Наталия Бурман. Из дневника актрисы
В первый класс я пришла отлично подготовленной, умела легко читать и писать, хорошо считала. И само собой, получала пятёрки поначалу. Пришло время учить стихотворения. Мне было лень. Сначала мне ставили тройки за невыученные стихи, потом двойки, а потом колы.
Папа заглянул в мой дневник, увидел колы, взбесился, взял толстую проволоку (электрический кабель) и зверски отлупил меня до синяков. Просто озверел. У нас в это время дома была моя белорусская бабушка.
Увидев, как избивают её внучку, она стала кричать, ругать папу, пыталась остановить его. Я закрывала голову руками и тоже кричала от боли.
После экзекуции я для себя сделала вывод: нельзя бить детей, я никогда не буду бить своих и не своих детей. Это неправильно.
Я не держу зла на отца. Я понимаю, что он хотел дочь отличницу и умницу. А тут колы. Дочь не оправдывала его ожидания. Он меня любил, и воспитывал, как умел. Видимо, был убеждён, что физическая боль — это лучшее лекарство от лени. Он ошибался.
Физическая расправа — это вбивание неуверенности и страха ошибки. Он этого не знал. У него же не было опыта воспитывать детей. Я его первый опыт.
Учительница начальной школы тоже была женщиной, которая считала, что физическая расправа способна заставить нас учиться хорошо или, как минимум, быть послушными. Она за неправильный ответ вцеплялась в волосы и таскала за них с такой силой, что ребёнок мог упасть у доски.
Она изгалялась, как могла, над учениками. Била указкой по голове достаточно сильно или, схватив за волосы, возила лицом по тетрадке с неправильным решением задачи. Вбивала таким образом страх сделать ошибку.
Своих детей она довоспитывала до того, что они стали умственно отсталыми.

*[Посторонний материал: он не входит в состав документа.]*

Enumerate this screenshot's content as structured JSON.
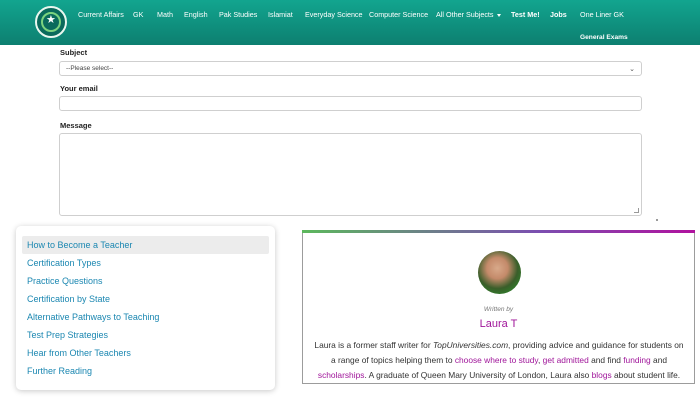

Мы жаловались родителям на учительницу. Только нам никто не верил, следов побоев же не было.
Когда мы перешли в четвёртый класс, было странно, что за неправильный ответ не таскают за волосы, не опускается на голову указка. Теперь можно было облегчённо вздохнуть. Никто из учителей не собирался нас бить.
Из всех учителей у меня была самой любимой учительница по русскому языку и литературе. С этими предметами у меня было всё хорошо.
На литературе я всегда вызывалась делать инсценировки и читать стихи. Другие дети стеснялись. Я же очень любила выступать.
Я обожала народные сказки. И мне нравилось сочинять свои. Я легко импровизировала, рассказывала другим детям всякие выдуманные сходу истории. Я ловила поток.
Однажды папа мне сказал: «Когда все смеются, не думай, что смеются над тем, что ты сказала, может это над тобой смеются.» После вот такого папиного послания я закрылась. У меня перекрылся канал, откуда я брала свои сказки. И вообще, я разучилась что-либо публично рассказывать.
Это папино негативное убеждение. Я до сих пор не могу полностью убрать его из своего подсознания. Оно мешает мне публично выражать свои собственные мысли. Я наполняюсь эмоциями, образами и, где-то на уровне груди и выше они застревают. Слова бьются в закрытую дверь, а ключик не найден. Мысли, образы, эмоции распирают изнутри, а слова не выстраиваются в логическую цепочку, а разлетаются обрывками в разные стороны так, что их трудно собрать.
Мне легче сесть и написать, чем о том же самом публично говорить.